Mañana reabrirían circulación en paso a desnivel de Lázaro Cárdenas

Las 24 horas del día se encuentran trabajando las cuadrillas en la obra, que resultó dañada por las lluvias del pasado viernes.
La intención es que desde temprana hora se puedan usar los carriles.
La intención es que desde temprana hora se puedan usar los carriles. (Agustín Martínez)

Monterrey

La mañana de este martes deberán quedar concluidos los trabajos de reparación del paso a desnivel de la avenida Lázaro Cárdenas, que quedó dañado a causa de las lluvias del pasado viernes.

Desde el fin de semana y tras los aguaceros que ocasionaron fuertes escurrimientos, un centenar de trabajadores se desempeña en la obra en tres turnos, las 24 horas del día.

El propósito para la delegación estatal de la Secretaría de Comunicaciones y Transportes es terminar las labores a temprana hora del martes.

Hasta este lunes aún se observaba a las cuadrillas trabajando para concluir la remediación de la pared sur del paso deprimido.

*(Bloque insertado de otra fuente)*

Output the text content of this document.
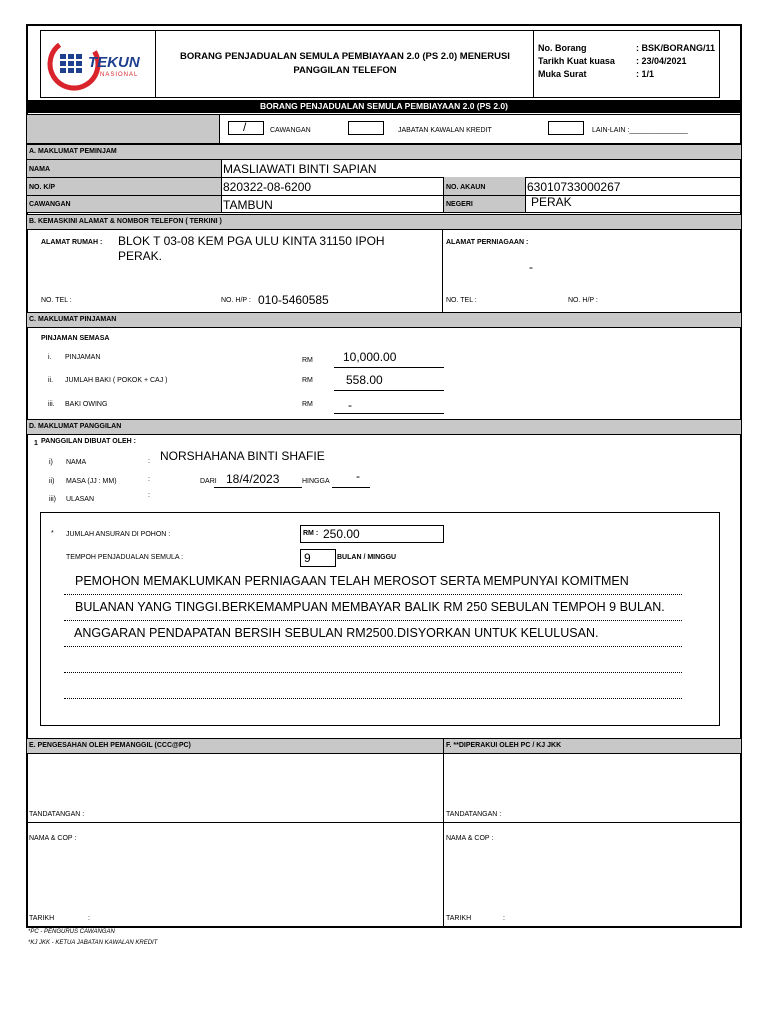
TEKUN
NASIONAL
BORANG PENJADUALAN SEMULA PEMBIAYAAN 2.0 (PS 2.0) MENERUSI PANGGILAN TELEFON
No. Borang	: BSK/BORANG/11
Tarikh Kuat kuasa : 23/04/2021
Muka Surat	: 1/1
BORANG PENJADUALAN SEMULA PEMBIAYAAN 2.0 (PS 2.0)
/	CAWANGAN	JABATAN KAWALAN KREDIT	LAIN-LAIN :_______________
A. MAKLUMAT PEMINJAM
NAMA	MASLIAWATI BINTI SAPIAN
NO. K/P	820322-08-6200	NO. AKAUN	63010733000267
CAWANGAN	TAMBUN	NEGERI	PERAK
B. KEMASKINI ALAMAT & NOMBOR TELEFON ( TERKINI )
ALAMAT RUMAH : BLOK T 03-08 KEM PGA ULU KINTA 31150 IPOH PERAK.
ALAMAT PERNIAGAAN :
-
NO. TEL :	NO. H/P : 010-5460585	NO. TEL :	NO. H/P :
C. MAKLUMAT PINJAMAN
PINJAMAN SEMASA
i. PINJAMAN	RM	10,000.00
ii. JUMLAH BAKI ( POKOK + CAJ )	RM	558.00
iii. BAKI OWING	RM	-
D. MAKLUMAT PANGGILAN
1 PANGGILAN DIBUAT OLEH :
i) NAMA	: NORSHAHANA BINTI SHAFIE
ii) MASA (JJ : MM)	:	DARI 18/4/2023	HINGGA -
iii) ULASAN
:
* JUMLAH ANSURAN DI POHON :	RM : 250.00
TEMPOH PENJADUALAN SEMULA :	9	BULAN / MINGGU
PEMOHON MEMAKLUMKAN PERNIAGAAN TELAH MEROSOT SERTA MEMPUNYAI KOMITMEN
BULANAN YANG TINGGI.BERKEMAMPUAN MEMBAYAR BALIK RM 250 SEBULAN TEMPOH 9 BULAN.
ANGGARAN PENDAPATAN BERSIH SEBULAN RM2500.DISYORKAN UNTUK KELULUSAN.
E. PENGESAHAN OLEH PEMANGGIL (CCC@PC)	F. **DIPERAKUI OLEH PC / KJ JKK
TANDATANGAN :
NAMA & COP :
TARIKH	:
TANDATANGAN :
NAMA & COP :
TARIKH	:
*PC - PENGURUS CAWANGAN
*KJ JKK - KETUA JABATAN KAWALAN KREDIT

Desde la tarde del viernes 3 de octubre el tráfico vehicular del sentido poniente-oriente, es decir, de Valle Oriente a Garza Sada, se estaba desviando por la circulación lateral hacia la calle Paseo del Acueducto, unos 200 metros al poniente de Garza Sada.

El congestionamiento vial era evidente en las horas pico de la mañana y la tarde, aunque en el resto del día la circulación era fluida, aunque algo lenta.

Oficiales de la Secretaría de Seguridad y Vialidad se encargaban de agilizar la circulación y orientar a aquellos conductores que desconocían la zona.

En lo que respecta a la vialidad de oriente a poniente, es decir, de Garza Sada a Valle Oriente, no hubo ningún problema, pues el paso estaba completamente habilitado.

El viernes alrededor del mediodía se registraron fuertes aguaceros en el sur de la ciudad y en la Sierra Madre Oriental, que dieron lugar a fuertes e importantes corrientes en cañadas y arroyos.

Calles y canales de desagüe de colonias como Valle del Mirador, Del Paseo Residencial, Las Torres y Mederos, se convirtieron en auténticos ríos que desembocaron en la avenida Lázaro Cárdenas.

El agua socavó una especie de zanja a lo largo del camellón y fue a dar a la obra aún inconclusa, provocando daños en el talud del paso deprimido.

Trascendió por parte de la SCT que esa construcción, aunque ya estaba abierta a la circulación, aún no era entregada, pues faltaban algunos detalles.